When she moved to the Glenridge, she hung as many of them as she could—in the kitchen, the dining area, the living room, the bedroom and den. They transformed her apartment into a garden of color and energy and made her new living quarters a sanctuary, an abode of comfort–private, she thought, like her. We begged her to let us mount a show for her 90th birthday. No, she said, it would be “too much.” Too much of what, she couldn’t say, so we did the next best thing, and surprised her with a retrospective book of her work, secretly photographed and put together by her children and a computer-savvy granddaughter.
Arthritis had made it too difficult for her to stand at her giant easel, and she thought she would have to give up painting for good, but The Glenridge had an answer for that with a table easel where she could sit and paint in the art studio of the main building.
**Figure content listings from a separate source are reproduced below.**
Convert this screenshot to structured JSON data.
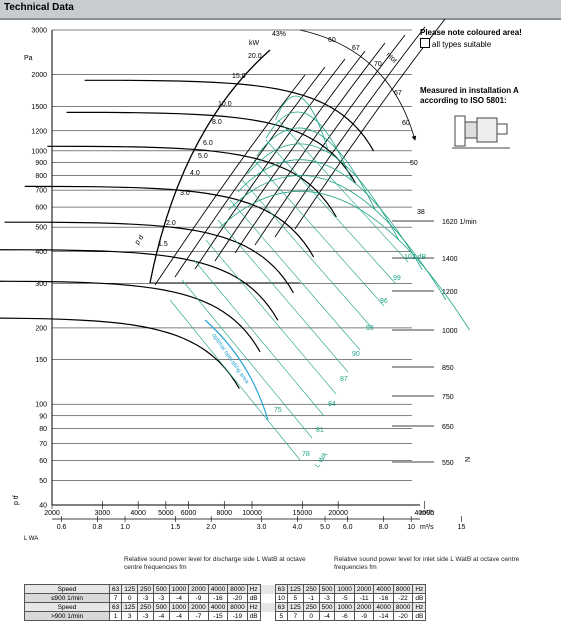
{
  "header": {
    "title": "Technical Data"
  },
  "note": {
    "coloured": "Please note coloured area!",
    "legend": "all types suitable",
    "measured_1": "Measured in installation A",
    "measured_2": "according to ISO 5801:"
  },
  "colors": {
    "grid": "#000000",
    "efficiency": "#1fa487",
    "sound": "#1fa487",
    "system_curve": "#2aa6d6",
    "header": "#c9ccce"
  },
  "chart_data": {
    "type": "line",
    "title": "",
    "y_unit": "Pa",
    "y_scale": "log",
    "y_ticks": [
      40,
      50,
      60,
      70,
      80,
      90,
      100,
      150,
      200,
      300,
      400,
      500,
      600,
      700,
      800,
      900,
      1000,
      1200,
      1500,
      2000,
      3000
    ],
    "x_scale": "log",
    "x_unit": "m³/h",
    "x_ticks": [
      2000,
      3000,
      4000,
      5000,
      6000,
      8000,
      10000,
      15000,
      20000,
      40000
    ],
    "x_tick_labels": [
      "2000",
      "3000",
      "4000",
      "5000",
      "6000",
      "8000",
      "10000",
      "15000",
      "20000",
      "40000"
    ],
    "x2_unit": "m³/s",
    "x2_ticks": [
      0.6,
      0.8,
      1.0,
      1.5,
      2.0,
      3.0,
      4.0,
      5.0,
      6.0,
      8.0,
      10,
      15
    ],
    "x2_tick_labels": [
      "0.6",
      "0.8",
      "1.0",
      "1.5",
      "2.0",
      "3.0",
      "4.0",
      "5.0",
      "6.0",
      "8.0",
      "10",
      "15"
    ],
    "speed_unit": "1/min",
    "speed_lines": [
      1620,
      1400,
      1200,
      1000,
      850,
      750,
      650,
      550
    ],
    "speed_top_label": "1620 1/min",
    "power_unit": "kW",
    "power_labels": [
      "20.0",
      "15.0",
      "10.0",
      "8.0",
      "6.0",
      "5.0",
      "4.0",
      "3.0",
      "2.0",
      "1.5"
    ],
    "efficiency_labels": [
      "43%",
      "60",
      "67",
      "70",
      "67",
      "60",
      "50",
      "38"
    ],
    "sound_labels": [
      "102 dB",
      "99",
      "96",
      "93",
      "90",
      "87",
      "84",
      "81",
      "78",
      "75"
    ],
    "labels": {
      "pd": "p d",
      "ptf": "p tf",
      "lwa": "L WA",
      "eta": "ηtot",
      "n": "N",
      "optimal": "optimal operating area",
      "lw_side": "Pa"
    }
  },
  "table": {
    "caption_discharge": "Relative sound power level for discharge side L WatB at octave centre frequencies fm",
    "caption_inlet": "Relative sound power level for inlet side L WatB at octave centre frequencies fm",
    "rows": [
      {
        "label": "Speed",
        "left": [
          "63",
          "125",
          "250",
          "500",
          "1000",
          "2000",
          "4000",
          "8000",
          "Hz"
        ],
        "right": [
          "63",
          "125",
          "250",
          "500",
          "1000",
          "2000",
          "4000",
          "8000",
          "Hz"
        ]
      },
      {
        "label": "≤900 1/min",
        "left": [
          "7",
          "0",
          "-3",
          "-3",
          "-4",
          "-9",
          "-16",
          "-20",
          "dB"
        ],
        "right": [
          "10",
          "5",
          "-1",
          "-3",
          "-5",
          "-11",
          "-16",
          "-22",
          "dB"
        ]
      },
      {
        "label": "Speed",
        "left": [
          "63",
          "125",
          "250",
          "500",
          "1000",
          "2000",
          "4000",
          "8000",
          "Hz"
        ],
        "right": [
          "63",
          "125",
          "250",
          "500",
          "1000",
          "2000",
          "4000",
          "8000",
          "Hz"
        ]
      },
      {
        "label": ">900 1/min",
        "left": [
          "1",
          "3",
          "-3",
          "-4",
          "-4",
          "-7",
          "-15",
          "-19",
          "dB"
        ],
        "right": [
          "5",
          "7",
          "0",
          "-4",
          "-6",
          "-9",
          "-14",
          "-20",
          "dB"
        ]
      }
    ]
  }
}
Eventually, the art committee discovered her quietly turning out small gems of acrylic on paper every Thursday morning. This time, she couldn’t say no.
We bask in the glow of her success. A continuous flow of friends, cousins, neighbors, residents and their guests flooded the space, some on canes, with walkers, in wheel chairs or motorized scooters, some in tennis togs going to or from a match or on their way to play golf, some dressed in sport coats and ties on their way to or from dinner. Throughout the weekend, a buzz of excitement energized the typically hushed social commerce of the space.
Every time the need to go somewhere else, anywhere else, pulled me across the Glenridge lobby and past the living room, the vibrancy of her paintings caught me, spun me around, and pulled me into their wild embrace. I rallied at the thought that these paintings, their colors and movement, urged their life on everyone who entered or exited the sequestered time-warp of The Glenridge.